A lo lejos desde las costas gaditanas, se divisa un punto en movimiento, es algo insignificante. Así parecen ser las cosas que no se ven. No hay empatía con lo desconocido. 
Conforme pasa el tiempo, se va dibujando la silueta de un jardín flotante donde apenas tienen espacio para respirar los apretujados pistilos de las proteas. Abajo del jardín están las profundidades del océano, arriba un cielo inalcanzable, están en medio de la nada. Esa nada oscura y salada que cerró para siempre los pétalos en flor de la esperanza de muchos de aquellos que soñaron con llegar al “otro lado”. 
Lentamente, se empiezan a escuchar sus voces, a mirar sus rostros a sentir su desesperación.

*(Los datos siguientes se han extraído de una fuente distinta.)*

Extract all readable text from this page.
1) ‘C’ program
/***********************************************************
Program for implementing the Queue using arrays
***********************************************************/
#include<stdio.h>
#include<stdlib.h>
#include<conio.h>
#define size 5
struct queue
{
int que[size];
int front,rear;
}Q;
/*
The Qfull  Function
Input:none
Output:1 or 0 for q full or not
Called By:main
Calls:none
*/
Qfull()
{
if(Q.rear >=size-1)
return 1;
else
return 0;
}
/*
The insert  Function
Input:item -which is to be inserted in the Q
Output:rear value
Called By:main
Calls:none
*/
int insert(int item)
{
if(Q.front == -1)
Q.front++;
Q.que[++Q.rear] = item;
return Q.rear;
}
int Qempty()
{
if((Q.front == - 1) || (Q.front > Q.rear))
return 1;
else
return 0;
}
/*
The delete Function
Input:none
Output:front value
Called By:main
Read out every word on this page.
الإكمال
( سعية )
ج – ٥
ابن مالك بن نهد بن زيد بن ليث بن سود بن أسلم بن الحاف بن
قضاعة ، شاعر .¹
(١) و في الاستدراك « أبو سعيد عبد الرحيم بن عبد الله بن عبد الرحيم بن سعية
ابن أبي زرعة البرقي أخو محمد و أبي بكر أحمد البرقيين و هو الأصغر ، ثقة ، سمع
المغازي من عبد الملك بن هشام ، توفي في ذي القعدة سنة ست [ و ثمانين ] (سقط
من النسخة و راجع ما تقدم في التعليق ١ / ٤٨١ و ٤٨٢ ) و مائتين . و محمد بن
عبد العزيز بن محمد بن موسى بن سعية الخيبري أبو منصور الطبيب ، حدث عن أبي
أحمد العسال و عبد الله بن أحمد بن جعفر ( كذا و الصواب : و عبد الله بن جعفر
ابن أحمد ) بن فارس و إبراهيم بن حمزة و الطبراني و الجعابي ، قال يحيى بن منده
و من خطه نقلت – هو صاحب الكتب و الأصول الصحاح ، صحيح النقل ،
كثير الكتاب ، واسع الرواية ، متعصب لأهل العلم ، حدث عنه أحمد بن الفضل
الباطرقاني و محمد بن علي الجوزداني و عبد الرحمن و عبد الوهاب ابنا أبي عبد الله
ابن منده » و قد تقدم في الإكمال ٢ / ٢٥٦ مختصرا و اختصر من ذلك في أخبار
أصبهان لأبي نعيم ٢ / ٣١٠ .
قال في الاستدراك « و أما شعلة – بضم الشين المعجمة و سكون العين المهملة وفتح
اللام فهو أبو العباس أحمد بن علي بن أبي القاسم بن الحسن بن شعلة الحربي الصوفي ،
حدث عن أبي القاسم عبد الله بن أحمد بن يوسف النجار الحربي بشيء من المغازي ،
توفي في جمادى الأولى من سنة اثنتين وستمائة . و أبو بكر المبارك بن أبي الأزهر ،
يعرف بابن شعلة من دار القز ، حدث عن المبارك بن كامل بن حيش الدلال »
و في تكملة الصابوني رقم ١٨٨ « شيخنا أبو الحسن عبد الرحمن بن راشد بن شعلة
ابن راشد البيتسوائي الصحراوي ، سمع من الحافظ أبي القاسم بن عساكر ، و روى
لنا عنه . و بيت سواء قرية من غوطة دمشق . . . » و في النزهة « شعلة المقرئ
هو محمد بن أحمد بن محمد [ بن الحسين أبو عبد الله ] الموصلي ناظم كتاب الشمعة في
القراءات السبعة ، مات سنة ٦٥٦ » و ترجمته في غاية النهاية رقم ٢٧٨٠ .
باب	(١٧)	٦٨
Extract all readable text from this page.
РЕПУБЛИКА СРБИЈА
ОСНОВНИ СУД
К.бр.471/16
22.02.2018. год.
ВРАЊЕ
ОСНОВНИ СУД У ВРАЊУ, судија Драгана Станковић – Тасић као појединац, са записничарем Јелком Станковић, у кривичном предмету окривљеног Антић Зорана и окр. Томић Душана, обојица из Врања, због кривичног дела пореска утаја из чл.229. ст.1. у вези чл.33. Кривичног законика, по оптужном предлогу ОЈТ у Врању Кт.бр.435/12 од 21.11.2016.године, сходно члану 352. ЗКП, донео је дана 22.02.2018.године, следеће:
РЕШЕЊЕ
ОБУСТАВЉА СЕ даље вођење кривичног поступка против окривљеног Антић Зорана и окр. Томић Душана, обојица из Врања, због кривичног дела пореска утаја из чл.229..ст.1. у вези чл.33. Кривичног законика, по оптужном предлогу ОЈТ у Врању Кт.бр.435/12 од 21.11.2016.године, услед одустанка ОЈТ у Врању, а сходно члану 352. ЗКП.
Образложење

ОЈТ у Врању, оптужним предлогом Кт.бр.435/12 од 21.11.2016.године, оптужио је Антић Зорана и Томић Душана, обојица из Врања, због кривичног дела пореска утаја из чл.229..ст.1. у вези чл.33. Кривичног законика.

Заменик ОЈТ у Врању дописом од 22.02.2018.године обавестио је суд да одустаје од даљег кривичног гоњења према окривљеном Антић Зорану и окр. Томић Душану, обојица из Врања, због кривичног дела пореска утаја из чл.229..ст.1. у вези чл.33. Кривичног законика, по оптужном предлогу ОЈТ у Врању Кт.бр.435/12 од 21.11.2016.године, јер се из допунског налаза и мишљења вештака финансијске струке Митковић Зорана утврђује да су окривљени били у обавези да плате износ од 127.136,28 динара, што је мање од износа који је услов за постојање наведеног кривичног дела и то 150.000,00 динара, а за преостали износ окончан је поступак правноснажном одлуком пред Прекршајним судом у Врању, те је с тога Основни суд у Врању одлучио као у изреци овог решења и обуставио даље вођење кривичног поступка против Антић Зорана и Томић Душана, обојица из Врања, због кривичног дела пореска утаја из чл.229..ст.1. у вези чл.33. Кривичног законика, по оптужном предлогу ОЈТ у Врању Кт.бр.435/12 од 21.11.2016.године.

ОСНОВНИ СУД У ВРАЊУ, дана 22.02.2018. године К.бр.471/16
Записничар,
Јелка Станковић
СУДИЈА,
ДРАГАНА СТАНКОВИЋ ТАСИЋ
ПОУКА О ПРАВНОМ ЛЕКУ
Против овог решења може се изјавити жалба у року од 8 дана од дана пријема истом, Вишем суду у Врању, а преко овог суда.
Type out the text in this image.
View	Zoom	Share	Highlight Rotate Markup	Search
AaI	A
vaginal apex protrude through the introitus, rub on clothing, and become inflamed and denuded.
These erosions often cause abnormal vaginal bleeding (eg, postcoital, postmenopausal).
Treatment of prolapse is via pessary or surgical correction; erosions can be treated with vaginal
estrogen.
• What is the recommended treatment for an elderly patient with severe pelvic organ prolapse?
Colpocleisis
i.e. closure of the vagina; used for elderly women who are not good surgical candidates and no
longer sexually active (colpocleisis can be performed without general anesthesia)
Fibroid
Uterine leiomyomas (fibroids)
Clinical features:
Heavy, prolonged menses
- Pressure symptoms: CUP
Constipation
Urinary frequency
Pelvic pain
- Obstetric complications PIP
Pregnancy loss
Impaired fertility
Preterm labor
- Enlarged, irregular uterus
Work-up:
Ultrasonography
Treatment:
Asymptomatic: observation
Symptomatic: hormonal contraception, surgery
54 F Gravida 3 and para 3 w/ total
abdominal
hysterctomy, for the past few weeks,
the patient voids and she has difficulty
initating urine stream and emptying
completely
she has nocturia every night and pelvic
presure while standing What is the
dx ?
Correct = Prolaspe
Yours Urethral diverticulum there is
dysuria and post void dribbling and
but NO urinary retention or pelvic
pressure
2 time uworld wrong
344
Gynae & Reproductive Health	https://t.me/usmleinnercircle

Desde mi privilegiada posición los miro como si de una película se tratara, como espectadora de un drama que no me pertenece. Me imagino sus nombres, que tienen una familia, que tienen ilusiones, que tienen necesidades. 
Ahora soy protagonista de esa película que en principio se me hacía lejana. Siento su hambre, su sed, escucho sus plegarias… Ya el punto abstracto ha desaparecido y en su lugar quedó la cruda realidad, esa que no quería ver, esa que me resulta ajena desde mi observatorio digital. Ellos, “los otros”, los que no tuvieron la suerte de nacer en esta tierra, a los que la naturaleza vistió de ébano, parecen distintos, parecen ser parte de un juego macabro donde están destinados a ser las víctimas eternas. 
La patera empieza a inquietarse, se sacude por el miedo, algunos saltan expulsados por la histeria; a pocos metros de la orilla niños y mujeres se abrazan para correr juntos tierra adentro. Esta vez han ganado el juego, ha llegado una nueva temporada a sus escuálidas vidas, ahora son migrantes y su destino puede que sea mejor o puede que se encuentren otra vez atrapados entre las profundidades de un mar de injusticias y un cielo lleno de promesas inalcanzables.